Beasley, a graduate of Yale’s sculpture program, is an unquestionably rising star, set to join the ranks of other mixed-media artists who deal with signifiers of urban blackness, like Theaster Gates, Rashid Johnson and Hank Willis Thomas. But ‘Sport/Utility’ more clearly calls to mind a cultural moment from over three decades ago. In the early 1980s, Jeff Koons consciously updated Marcel Duchamp’s proposition that an artist is a ‘chooser’ who gives once-useful objects new meanings (and later, a new commodity status) by placing them in a fine art context. Many wondered, though, whether Koons’s recontextualized Hoovers or basketballs served as a canny critique of the art world, or merely as a self-enriching joke. At roughly the same time, David Hammons’s Higher Goals (1986) merged urban detritus with the lofty possibilities associated with basketball during the era of Michael Jordan. That work was a cautionary tale, suggesting athletics was a narrow, even illusory, path. But the collaborative, public installation also suggested a ‘higher’ goal of collectivity and community. Hammons also resisted the commodification of his work, famously sculpting with dung, or selling melting snowballs. Beasley seems to have both precedents in mind: the text that accompanies the show points to his desire to ‘re-establish the meaning of a symbol or image’ in the gallery, but he also has large-scale acoustic reflectors on display as part of inHarlem, the Studio Museum’s initiative in a public park.

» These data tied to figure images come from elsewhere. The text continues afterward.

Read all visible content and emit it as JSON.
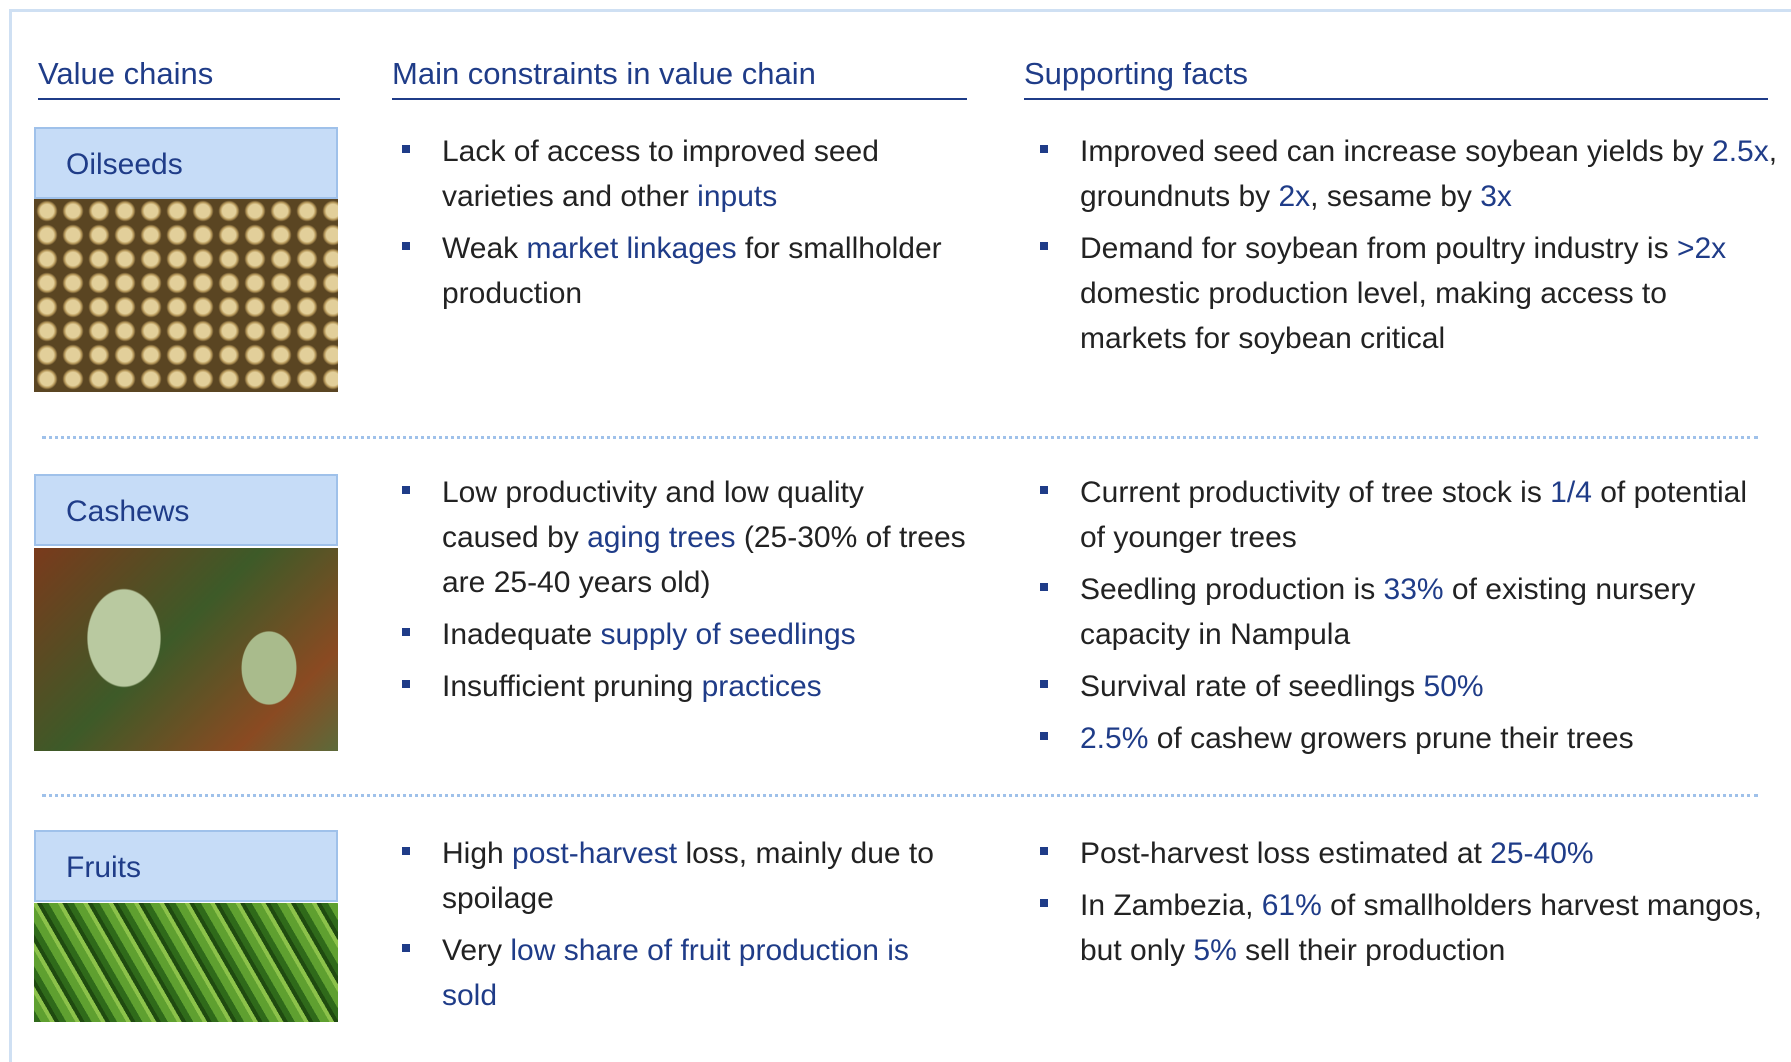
{
  "header": {
    "columns": [
      "Value chains",
      "Main constraints in value chain",
      "Supporting facts"
    ]
  },
  "rows": [
    {
      "name": "Oilseeds",
      "constraints": [
        [
          "Lack of access to improved seed varieties and other ",
          {
            "text": "inputs",
            "em": true
          }
        ],
        [
          "Weak ",
          {
            "text": "market linkages",
            "em": true
          },
          " for smallholder production"
        ]
      ],
      "facts": [
        [
          "Improved seed can increase soybean yields by ",
          {
            "text": "2.5x",
            "em": true
          },
          ", groundnuts by ",
          {
            "text": "2x",
            "em": true
          },
          ", sesame by ",
          {
            "text": "3x",
            "em": true
          }
        ],
        [
          "Demand for soybean from poultry industry is ",
          {
            "text": ">2x",
            "em": true
          },
          " domestic production level, making access to markets for soybean critical"
        ]
      ]
    },
    {
      "name": "Cashews",
      "constraints": [
        [
          "Low productivity and low quality caused by ",
          {
            "text": "aging trees",
            "em": true
          },
          " (25-30% of trees are 25-40 years old)"
        ],
        [
          "Inadequate ",
          {
            "text": "supply of seedlings",
            "em": true
          }
        ],
        [
          "Insufficient pruning ",
          {
            "text": "practices",
            "em": true
          }
        ]
      ],
      "facts": [
        [
          "Current productivity of tree stock is ",
          {
            "text": "1/4",
            "em": true
          },
          " of potential of younger trees"
        ],
        [
          "Seedling production is ",
          {
            "text": "33%",
            "em": true
          },
          " of existing nursery capacity in Nampula"
        ],
        [
          "Survival rate of seedlings ",
          {
            "text": "50%",
            "em": true
          }
        ],
        [
          {
            "text": "2.5%",
            "em": true
          },
          " of cashew growers prune their trees"
        ]
      ]
    },
    {
      "name": "Fruits",
      "constraints": [
        [
          "High ",
          {
            "text": "post-harvest",
            "em": true
          },
          " loss, mainly due to spoilage"
        ],
        [
          "Very ",
          {
            "text": "low share of fruit production is sold",
            "em": true
          }
        ]
      ],
      "facts": [
        [
          "Post-harvest loss estimated at ",
          {
            "text": "25-40%",
            "em": true
          }
        ],
        [
          "In Zambezia, ",
          {
            "text": "61%",
            "em": true
          },
          " of smallholders harvest mangos, but only ",
          {
            "text": "5%",
            "em": true
          },
          " sell their production"
        ]
      ]
    }
  ]
}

In ‘Sport/Utility’, the most powerful works are precisely the unspectacular ones. Untitled (Petrified) conjoins two colliding NFL helmets in a spongy, putrefied mass, evoking the gladiatorial quality of professional football and the brain trauma it often causes. Billy’s Clubs nods to the police billy club, but highlights the disturbing name of an actual brand of golf driver, here pooling in inky liquid. It is concise and visceral, a perfect index fossil of an era of police violence and a governing class that takes its meetings at golf resorts that were long served by black caddies.

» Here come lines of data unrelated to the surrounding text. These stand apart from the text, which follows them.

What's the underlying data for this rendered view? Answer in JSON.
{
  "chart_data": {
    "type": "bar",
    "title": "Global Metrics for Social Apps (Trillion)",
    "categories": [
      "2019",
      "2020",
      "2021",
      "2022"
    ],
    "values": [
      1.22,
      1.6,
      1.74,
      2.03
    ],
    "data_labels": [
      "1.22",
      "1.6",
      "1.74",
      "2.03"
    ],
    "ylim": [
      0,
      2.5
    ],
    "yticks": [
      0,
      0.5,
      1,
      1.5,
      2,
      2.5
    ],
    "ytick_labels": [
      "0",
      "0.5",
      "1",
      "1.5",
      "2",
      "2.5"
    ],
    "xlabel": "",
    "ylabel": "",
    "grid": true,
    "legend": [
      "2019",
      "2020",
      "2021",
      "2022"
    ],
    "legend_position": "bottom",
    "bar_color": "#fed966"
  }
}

Still, one leaves ‘Sport/Utility’ unsettled not necessarily by the work itself, but by its context. Beasley’s play of sublimation and desublimation is technically skilful, but it still works mainly to shift potent symbols of black poverty and consumerism into a different register of consumption altogether – another déjà vu moment. Those who participated in the debates of the 1990s will likely remember David Samuels’s 1991 New Republic article that demonstrated that gangster rap’s core audience was composed primarily of titillated white suburbanites; and by 1999, Kobena Mercer warned that the price of a ‘multicultural’ art world might be that diaspora artists were expected to traffic in signifiers of ‘hyperblackness’ while meaningful equity remained elusive.

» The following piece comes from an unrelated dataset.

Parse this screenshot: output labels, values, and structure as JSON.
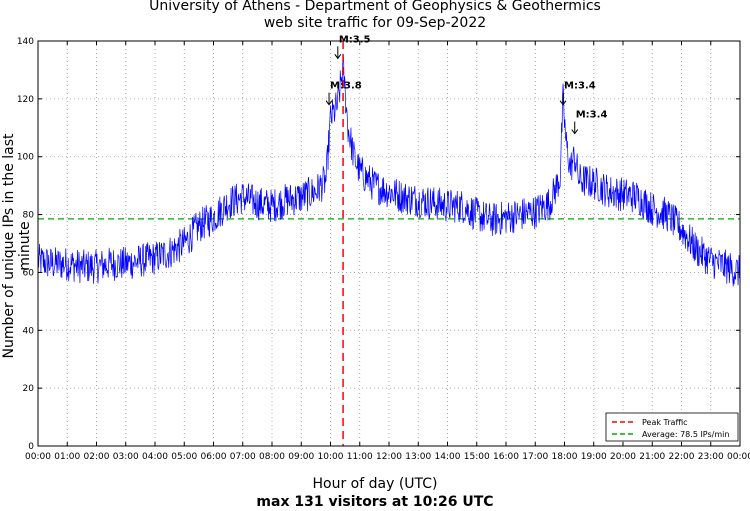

Beasley’s work confirms that these are still meaningful provocations, and it is difficult to see ‘Sport/Utility’ without wondering whether, in another context, the artist’s work would court racial fetishism or subvert it. This risk is, arguably, why Kara Walker paired her own spectacular 2014 installation at Brooklyn’s Domino Sugar factory with a retrospective video titled An Audience, reflecting on the commodification – either in money or in social media capital – of black suffering. Perhaps, then, this show is something of a Trojan Horse for Beasley, an augur of more conceptually-subtle work to follow.